Hospital perceptions of hand hygiene clash with reality

Hospitals and their medical staff have different ideas of how well the facility meets hand-hygiene guidelines, according to a new survey of infection preventionists, nurses and other healthcare professionals.

Two-thirds of the 400 respondents said their facility reports hand-hygiene compliance rates of at least 81 percent, but 59 percent estimated true compliance is probably less than 70 percent, according to the survey by Charlotte, North Carolina-based DebMed.

The survey also found that less than half (44 percent) of respondents follow Centers for Disease Control and Prevention and World Health Organization guidelines for hand hygiene, which go beyond just cleaning hands when entering and exiting patient rooms. One-third of respondents said their hospital plans to purchase an electronic hand-hygiene monitoring system in the next year, according to an announcement describing the findings.

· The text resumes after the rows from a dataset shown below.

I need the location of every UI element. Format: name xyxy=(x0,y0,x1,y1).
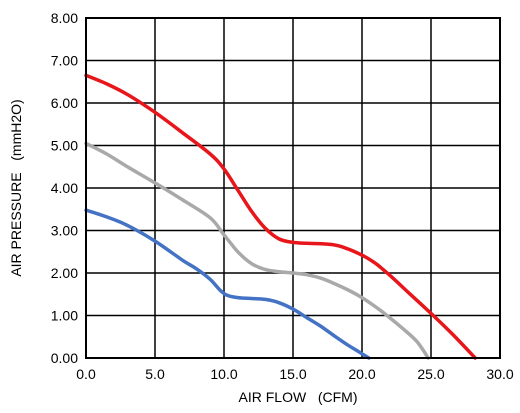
x-tick-label: 15.0 xyxy=(279,366,306,382)
y-tick-label: 2.00 xyxy=(51,265,78,281)
y-tick-label: 8.00 xyxy=(51,10,78,26)
x-tick-label: 20.0 xyxy=(348,366,375,382)
y-tick-label: 7.00 xyxy=(51,53,78,69)
grid xyxy=(85,17,501,359)
x-tick-label: 30.0 xyxy=(486,366,513,382)
series-line-1 xyxy=(84,73,477,360)
x-tick-labels: 0.0 5.0 10.0 15.0 20.0 25.0 30.0 xyxy=(76,366,514,382)
series-line-3 xyxy=(84,208,371,360)
x-tick-label: 25.0 xyxy=(417,366,444,382)
y-tick-label: 4.00 xyxy=(51,180,78,196)
y-tick-label: 1.00 xyxy=(51,308,78,324)
y-axis-label: AIR PRESSURE (mmH2O) xyxy=(8,99,24,276)
series-layer xyxy=(84,73,477,360)
x-tick-label: 5.0 xyxy=(145,366,165,382)
series-line-2 xyxy=(84,141,430,360)
plot-frame xyxy=(85,17,501,359)
x-tick-label: 10.0 xyxy=(210,366,237,382)
y-tick-label: 6.00 xyxy=(51,95,78,111)
x-tick-label: 0.0 xyxy=(76,366,96,382)
x-axis-label: AIR FLOW (CFM) xyxy=(239,389,358,405)
y-tick-labels: 0.00 1.00 2.00 3.00 4.00 5.00 6.00 7.00 8.00 xyxy=(51,10,78,366)
y-tick-label: 3.00 xyxy=(51,223,78,239)
y-tick-label: 5.00 xyxy=(51,138,78,154)
y-tick-label: 0.00 xyxy=(51,350,78,366)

"While there are gaps in the measurement and reporting of hand-hygiene compliance throughout hospitals, and facilities face stretched budgets and priorities, there is a clear increase in awareness of and commitment to better practices," DebMed spokeswoman Heather McLarney said in the announcement. The company sells hand-hygiene products and monitoring systems.

While somewhat disconcerting, the findings are less alarming than preliminary results of a study by Robert Wood Johnson University Hospital that only 13 percent of 1,500 emergency medical providers surveyed washed their hands before touching patients.

Some hospitals report significant success in raising hand-hygiene compliance. A campaign at MetroHealth Medical Center in Cleveland, for example, increased hand-washing compliance to 97.6 percent and cut hospital-acquired infections by 38 percent. Cases of ventilator-associated pneumonia tumbled by 71 percent in the four-year period.

And a study published last month in Infection Control & Hospital Epidemiology found that using an automated hand-hygiene monitoring system improved adherence in a large intensive care unit from 20.85 percent to 27.9 percent. The reason? Peer pressure; staff knew they were being watched during the 10-day study period.